The leadership struggle at Lulu is likely to warp the company’s ability to innovate and respond to trends in the near term. Into this void, I expect cult favorite running brands Bandit, Satisfy and Tracksmith to grow. Boston-based Tracksmith has catered to the New England-prep aesthetic for over a decade, while Bandit (based in Brooklyn) and Satisfy (from Paris) have become wealth and status signifiers among cosmopolitan run clubs on both sides of the Atlantic. While none are anywhere close to Lulu’s $10 billion in annual sales, they’re only gaining in consumer credibility.

The Fanatics Question

It’s been just over three years since Fanatics was valued at $31 billion. Since then, the company has expanded into sports betting and the fraught and frenetic world of prediction markets, complementing its existing businesses of selling sports jerseys and trading memorabilia. Fanatics founder and CEO Michael Rubin told Puck in October that the company is “in no rush” to go public, particularly as the sports betting arm is not yet profitable. The company secured $700 million in debt financing in September.

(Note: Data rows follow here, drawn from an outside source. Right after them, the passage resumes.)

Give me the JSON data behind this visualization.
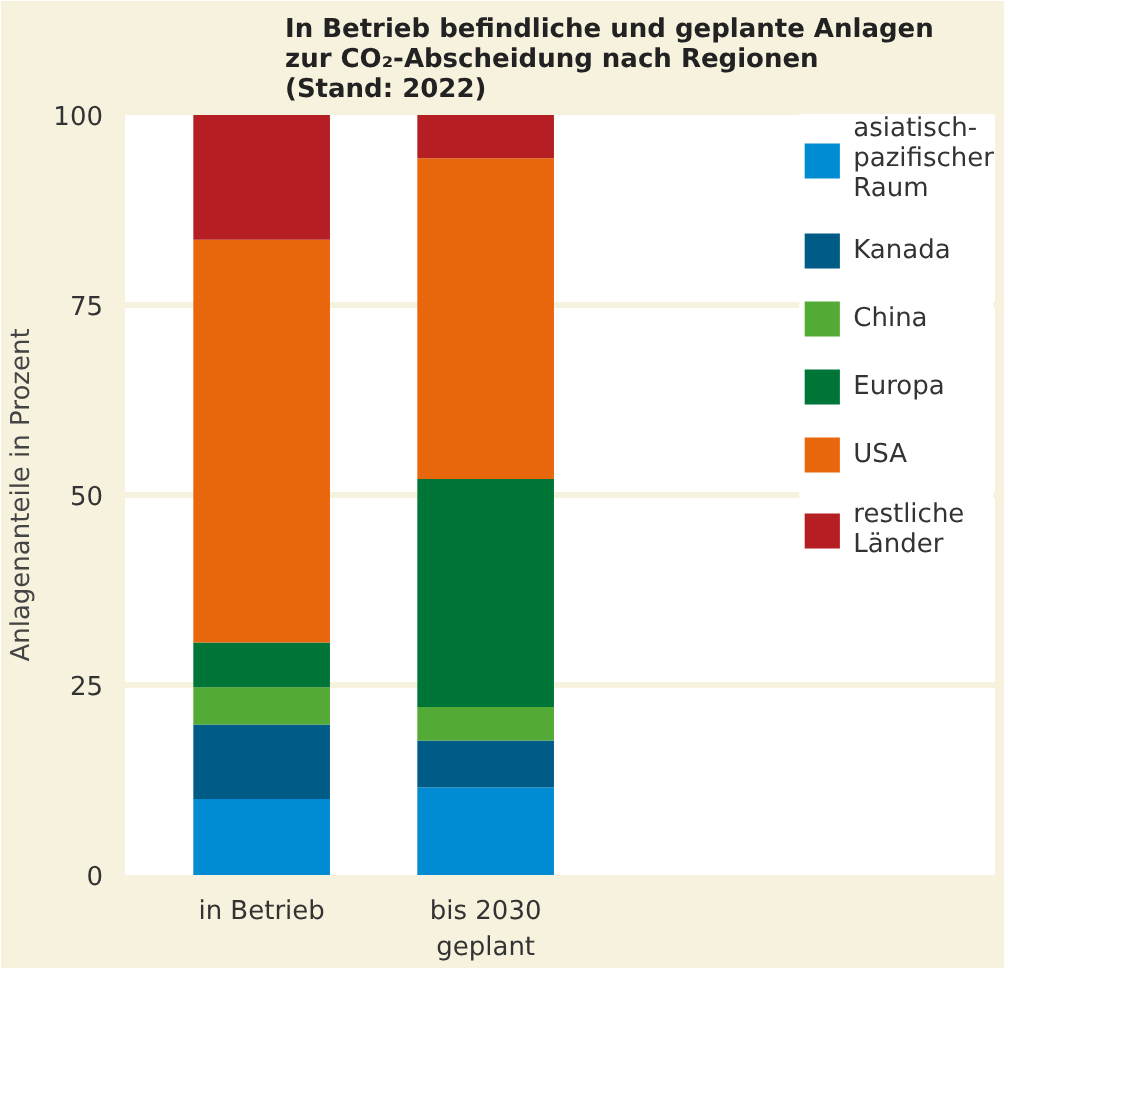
{
  "chart_data": {
    "type": "bar",
    "stacked": true,
    "title": "In Betrieb befindliche und geplante Anlagen zur CO₂-Abscheidung nach Regionen (Stand: 2022)",
    "ylabel": "Anlagenanteile in Prozent",
    "categories": [
      "in Betrieb",
      "bis 2030 geplant"
    ],
    "series": [
      {
        "name": "asiatisch-pazifischer Raum",
        "color": "#008bd2",
        "values": [
          10,
          11.5
        ]
      },
      {
        "name": "Kanada",
        "color": "#005c87",
        "values": [
          9.8,
          6.2
        ]
      },
      {
        "name": "China",
        "color": "#53ab35",
        "values": [
          4.9,
          4.4
        ]
      },
      {
        "name": "Europa",
        "color": "#007538",
        "values": [
          5.9,
          30
        ]
      },
      {
        "name": "USA",
        "color": "#e9670c",
        "values": [
          53,
          42.2
        ]
      },
      {
        "name": "restliche Länder",
        "color": "#b51f24",
        "values": [
          16.4,
          5.7
        ]
      }
    ],
    "ylim": [
      0,
      100
    ],
    "yticks": [
      0,
      25,
      50,
      75,
      100
    ],
    "grid": "y",
    "legend": "right"
  }
}
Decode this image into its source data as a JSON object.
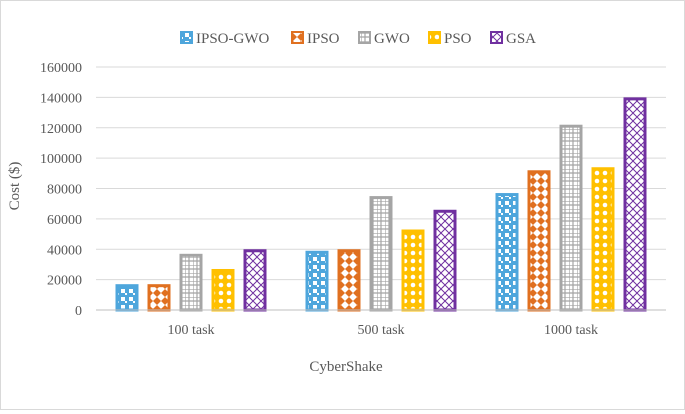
{
  "chart_data": {
    "type": "bar",
    "title": "",
    "xlabel": "CyberShake",
    "ylabel": "Cost ($)",
    "categories": [
      "100 task",
      "500 task",
      "1000 task"
    ],
    "ylim": [
      0,
      160000
    ],
    "yticks": [
      0,
      20000,
      40000,
      60000,
      80000,
      100000,
      120000,
      140000,
      160000
    ],
    "ytick_labels": [
      "0",
      "20000",
      "40000",
      "60000",
      "80000",
      "100000",
      "120000",
      "140000",
      "160000"
    ],
    "grid": "horizontal",
    "legend_position": "top",
    "series": [
      {
        "name": "IPSO-GWO",
        "values": [
          17000,
          39000,
          77000
        ],
        "color": "#4ea6dc",
        "pattern": "checker"
      },
      {
        "name": "IPSO",
        "values": [
          17000,
          40000,
          92000
        ],
        "color": "#e07020",
        "pattern": "diamond"
      },
      {
        "name": "GWO",
        "values": [
          37000,
          75000,
          122000
        ],
        "color": "#a5a5a5",
        "pattern": "grid"
      },
      {
        "name": "PSO",
        "values": [
          27000,
          53000,
          94000
        ],
        "color": "#ffc000",
        "pattern": "circles"
      },
      {
        "name": "GSA",
        "values": [
          40000,
          66000,
          140000
        ],
        "color": "#7030a0",
        "pattern": "crosshatch"
      }
    ]
  }
}
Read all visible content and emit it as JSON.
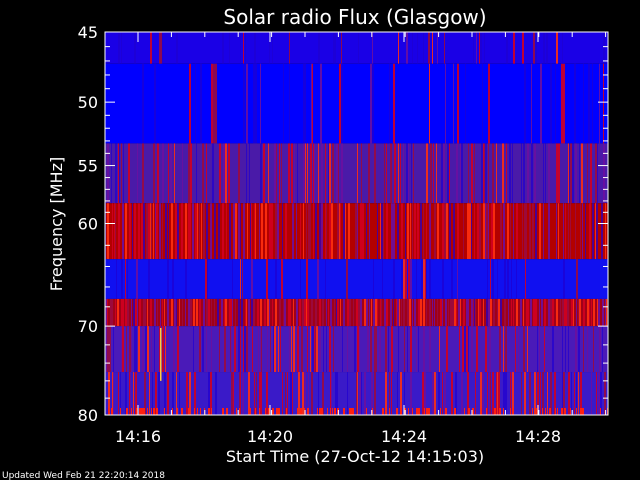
{
  "chart_data": {
    "type": "heatmap",
    "title": "Solar radio Flux (Glasgow)",
    "xlabel": "Start Time (27-Oct-12 14:15:03)",
    "ylabel": "Frequency [MHz]",
    "x_tick_labels": [
      "14:16",
      "14:20",
      "14:24",
      "14:28"
    ],
    "y_tick_labels": [
      "45",
      "50",
      "55",
      "60",
      "70",
      "80"
    ],
    "y_axis_scale": "log",
    "ylim": [
      45,
      80
    ],
    "colormap": [
      "#0000ff",
      "#ff2000"
    ],
    "bands": [
      {
        "freq_start": 45,
        "freq_end": 47.2,
        "red_density": 0.1,
        "base": "#1a00e6"
      },
      {
        "freq_start": 47.2,
        "freq_end": 53.2,
        "red_density": 0.12,
        "base": "#0000ff"
      },
      {
        "freq_start": 53.2,
        "freq_end": 58.2,
        "red_density": 0.45,
        "base": "#4a1aa8"
      },
      {
        "freq_start": 58.2,
        "freq_end": 63.3,
        "red_density": 0.7,
        "base": "#b30000"
      },
      {
        "freq_start": 63.3,
        "freq_end": 67.2,
        "red_density": 0.1,
        "base": "#1010f0"
      },
      {
        "freq_start": 67.2,
        "freq_end": 70.0,
        "red_density": 0.95,
        "base": "#a00018"
      },
      {
        "freq_start": 70.0,
        "freq_end": 75.0,
        "red_density": 0.45,
        "base": "#4a1ab8"
      },
      {
        "freq_start": 75.0,
        "freq_end": 80.0,
        "red_density": 0.4,
        "base": "#3a1ac8"
      }
    ]
  },
  "footer": "Updated Wed Feb 21 22:20:14 2018"
}
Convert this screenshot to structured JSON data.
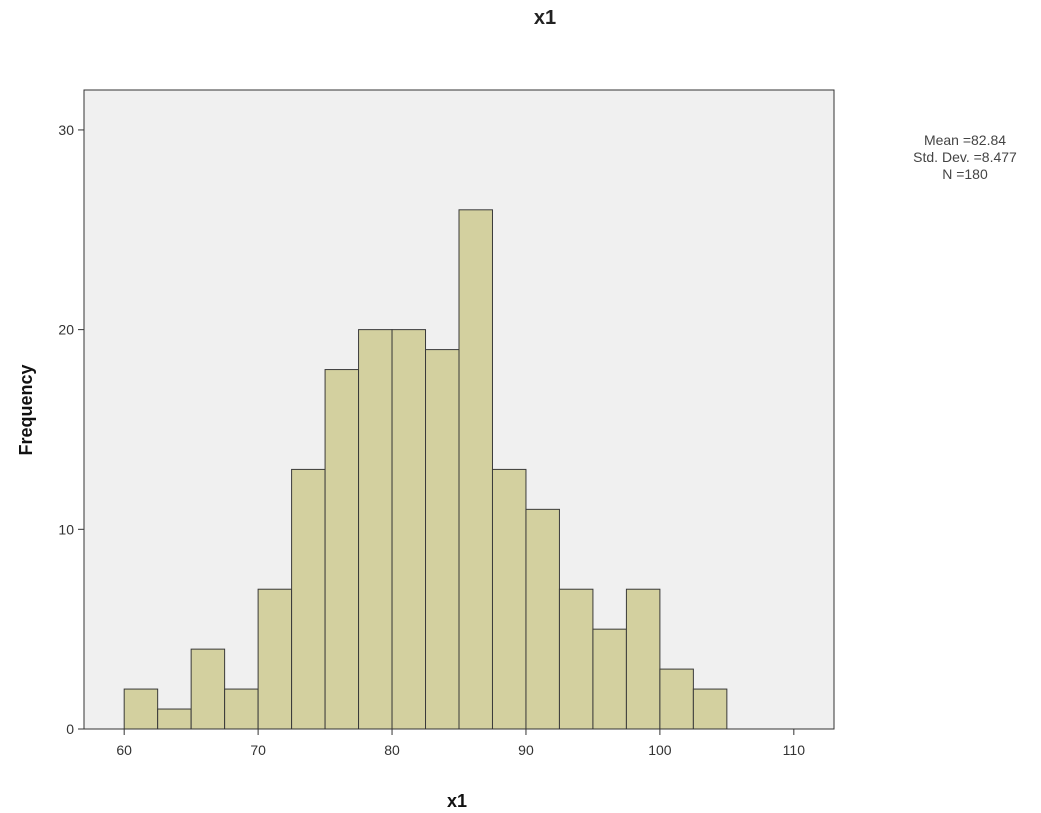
{
  "chart_data": {
    "type": "bar",
    "subtype": "histogram",
    "title": "x1",
    "xlabel": "x1",
    "ylabel": "Frequency",
    "xlim": [
      57,
      113
    ],
    "ylim": [
      0,
      32
    ],
    "bin_width": 2.5,
    "bins": [
      {
        "start": 60.0,
        "end": 62.5,
        "count": 2
      },
      {
        "start": 62.5,
        "end": 65.0,
        "count": 1
      },
      {
        "start": 65.0,
        "end": 67.5,
        "count": 4
      },
      {
        "start": 67.5,
        "end": 70.0,
        "count": 2
      },
      {
        "start": 70.0,
        "end": 72.5,
        "count": 7
      },
      {
        "start": 72.5,
        "end": 75.0,
        "count": 13
      },
      {
        "start": 75.0,
        "end": 77.5,
        "count": 18
      },
      {
        "start": 77.5,
        "end": 80.0,
        "count": 20
      },
      {
        "start": 80.0,
        "end": 82.5,
        "count": 20
      },
      {
        "start": 82.5,
        "end": 85.0,
        "count": 19
      },
      {
        "start": 85.0,
        "end": 87.5,
        "count": 26
      },
      {
        "start": 87.5,
        "end": 90.0,
        "count": 13
      },
      {
        "start": 90.0,
        "end": 92.5,
        "count": 11
      },
      {
        "start": 92.5,
        "end": 95.0,
        "count": 7
      },
      {
        "start": 95.0,
        "end": 97.5,
        "count": 5
      },
      {
        "start": 97.5,
        "end": 100.0,
        "count": 7
      },
      {
        "start": 100.0,
        "end": 102.5,
        "count": 3
      },
      {
        "start": 102.5,
        "end": 105.0,
        "count": 2
      }
    ],
    "x_ticks": [
      "60",
      "70",
      "80",
      "90",
      "100",
      "110"
    ],
    "y_ticks": [
      "0",
      "10",
      "20",
      "30"
    ],
    "stats": {
      "mean": "Mean =82.84",
      "std_dev": "Std. Dev. =8.477",
      "n": "N =180"
    },
    "grid": false,
    "colors": {
      "bar_fill": "#d3d09f",
      "bar_stroke": "#3a3a3a",
      "plot_background": "#f0f0f0",
      "axis": "#333333"
    }
  }
}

Meanwhile, Fanatics has competition in the licensed apparel division. Sports behemoths like the International Olympic Committee and the NFL are inking deals with Abercrombie & Fitch and Lululemon, while U.S. Ski & Snowboard announced a collaboration with J.Crew ahead of next month’s Winter Olympics in Milano Cortina. Those deals indicate that major sports institutions are thinking creatively about their customer base beyond the mesh jersey-wearing sports bar clientele.

All that said, I’m still betting 2026 will be the year of Fanatics’s long-awaited IPO. Its private equity backers are itching for an exit. And regardless of who wins the AI race, investors will be hungry to diversify.